The Amflora potato variety recently received European approval and commercial cultivation will begin in 2010. This makes it the first genetically modified crop to receive this approval in the EU since 1998. An application has also been filed for the food and feed approval of Amflora, to allow the pulp to be used in animal feeding. Prior to this, Amflora was tested for several years as part of field tests in various locations in Europe. The crop was studied in detail in terms of its yield, nutrients, the composition of the tuber and environmental impact. The results were clear: the European Food Safety Authority (EFSA) repeatedly concluded that Amflora is just as safe for people, animals and the environment as any conventional starch potato.
The Prospects
Amflora will make the European starch industry more competitive. "Three quarters of the world’s potato starch is produced in Europe," says Anne van Gastel, Marketing Director BASF Plant Science. Most producers, he explains, are agricultural cooperatives which still depend on three-digit EU subsidies running. "But these subsidies will drop as from 2012, so it’s crucial for Europe to be able to produce high-quality potato starch for industrial applications."
What's more, industrial demand for pure amylopectin is existing and will persist. Experts are anticipating an annual demand of over 400,000 tonnes.

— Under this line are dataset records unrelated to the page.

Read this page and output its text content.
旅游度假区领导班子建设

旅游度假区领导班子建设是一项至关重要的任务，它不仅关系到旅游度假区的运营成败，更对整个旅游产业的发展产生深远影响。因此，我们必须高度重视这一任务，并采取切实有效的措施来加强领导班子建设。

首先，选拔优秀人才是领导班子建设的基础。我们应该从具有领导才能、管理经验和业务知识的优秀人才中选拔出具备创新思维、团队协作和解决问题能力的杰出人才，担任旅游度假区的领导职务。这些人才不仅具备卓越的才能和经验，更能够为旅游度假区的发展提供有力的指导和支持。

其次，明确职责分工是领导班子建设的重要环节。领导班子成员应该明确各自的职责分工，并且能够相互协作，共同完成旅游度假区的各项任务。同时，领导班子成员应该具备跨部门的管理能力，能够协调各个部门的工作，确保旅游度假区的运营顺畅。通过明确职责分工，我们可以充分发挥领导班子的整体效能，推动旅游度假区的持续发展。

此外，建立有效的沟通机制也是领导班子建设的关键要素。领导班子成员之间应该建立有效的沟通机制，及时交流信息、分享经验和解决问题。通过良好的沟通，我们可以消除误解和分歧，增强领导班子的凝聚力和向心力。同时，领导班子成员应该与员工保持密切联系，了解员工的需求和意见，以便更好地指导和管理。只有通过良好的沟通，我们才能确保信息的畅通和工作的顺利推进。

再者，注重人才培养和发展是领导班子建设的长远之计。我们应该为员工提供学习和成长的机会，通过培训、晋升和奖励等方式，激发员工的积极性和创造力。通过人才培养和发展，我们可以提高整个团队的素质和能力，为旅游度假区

As one might expect, this also means high demand for Amflora. Agreements have already been reached with leading European starch manufacturers and negotiations with other companies are in progress. Now that EU-wide approval for cultivation has been issued, Amflora is set to be cultivated and propagated in Sweden, Germany and the Czech Republic in 2010.
The Info Box
The antisense strategy - a plant biotechnology technique
The characteristics, appearance and abilities of a plant are determined by its genetic information. All of this genetic information is stored in the cell nucleus, on long molecules known as DNA (deoxyribonucleic acid). DNA itself is made up of different parts carrying information: the genes. Genes are ultimately responsible for all processes that take place in the plant, such as metabolic reactions, leaf shape and resistance to disease.

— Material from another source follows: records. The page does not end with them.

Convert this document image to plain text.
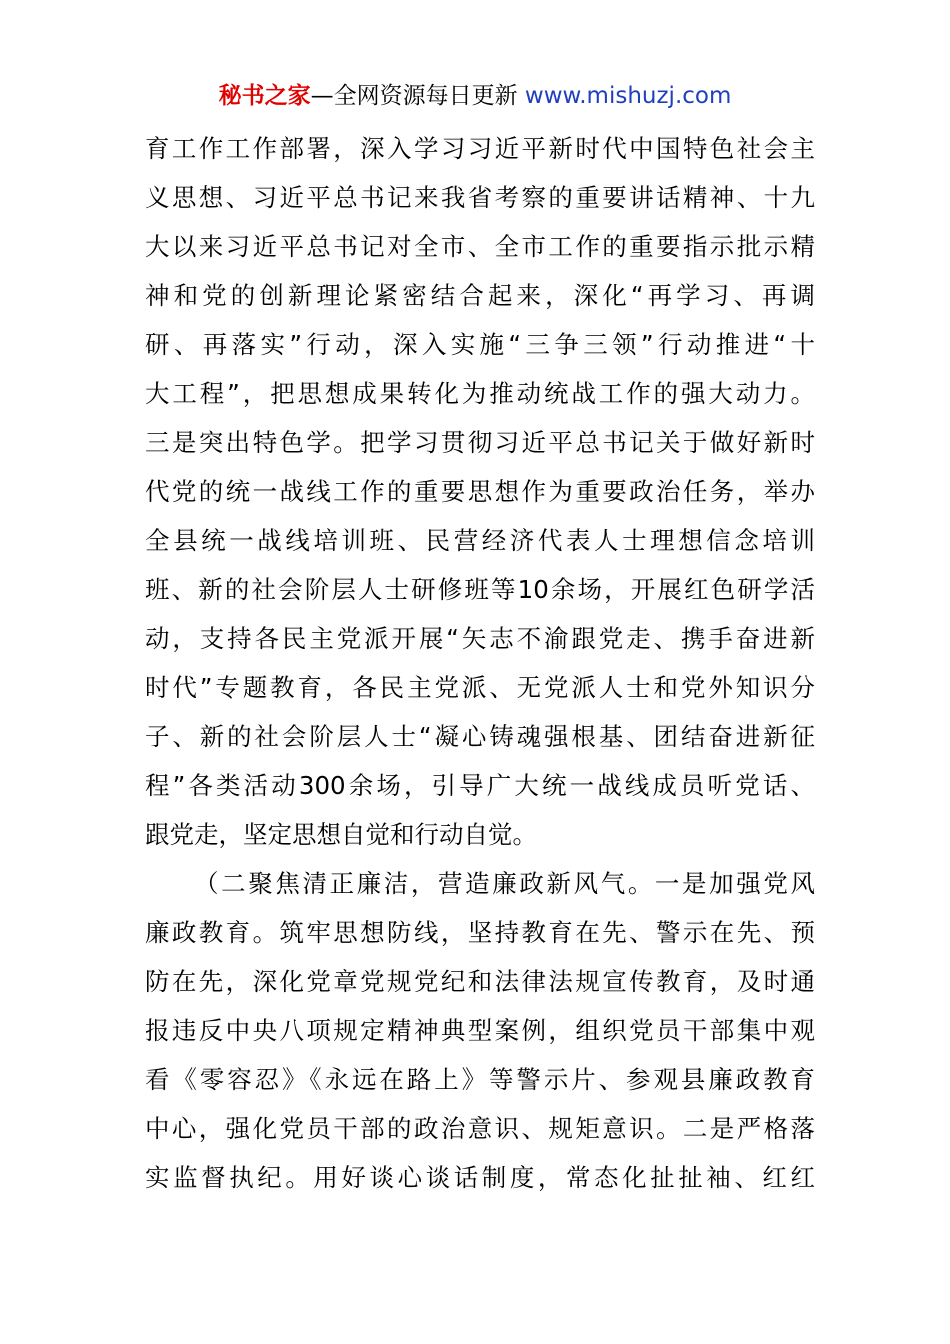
秘书之家—全网资源每日更新 www.mishuzj.com
育工作工作部署，深入学习习近平新时代中国特色社会主
义思想、习近平总书记来我省考察的重要讲话精神、十九
大以来习近平总书记对全市、全市工作的重要指示批示精
神和党的创新理论紧密结合起来，深化“再学习、再调
研、再落实”行动，深入实施“三争三领”行动推进“十
大工程”，把思想成果转化为推动统战工作的强大动力。
三是突出特色学。把学习贯彻习近平总书记关于做好新时
代党的统一战线工作的重要思想作为重要政治任务，举办
全县统一战线培训班、民营经济代表人士理想信念培训
班、新的社会阶层人士研修班等10余场，开展红色研学活
动，支持各民主党派开展“矢志不渝跟党走、携手奋进新
时代”专题教育，各民主党派、无党派人士和党外知识分
子、新的社会阶层人士“凝心铸魂强根基、团结奋进新征
程”各类活动300余场，引导广大统一战线成员听党话、
跟党走，坚定思想自觉和行动自觉。
（二聚焦清正廉洁，营造廉政新风气。一是加强党风
廉政教育。筑牢思想防线，坚持教育在先、警示在先、预
防在先，深化党章党规党纪和法律法规宣传教育，及时通
报违反中央八项规定精神典型案例，组织党员干部集中观
看《零容忍》《永远在路上》等警示片、参观县廉政教育
中心，强化党员干部的政治意识、规矩意识。二是严格落
实监督执纪。用好谈心谈话制度，常态化扯扯袖、红红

One plant has approximately 50,000 genes.
Green genetic engineering is a field of biotechnology which is sometimes referred to as plant biotechnology. It is used in modern plant breeding. Genetic engineering allows us to identify individual genes, study their function and combine them in different ways. By doing this we can breed plants with certain characteristics.
Over the last 30 years biotechnologists have developed a range of techniques and methods for deactivating, removing or adding individual genes. One of these methods is the antisense strategy, which was used to develop the Amflora potato. This process involved deactivating the gene responsible for the formation of amylose. Researchers achieved this by copying the gene and inserting a mirror image of it back into the genetic information - hence the term ‘antisense’. The copy attaches itself to the original gene, blocking it so it cannot produce any more amylose. Consequently, the potato will only produce the industrially valuable amylopectin.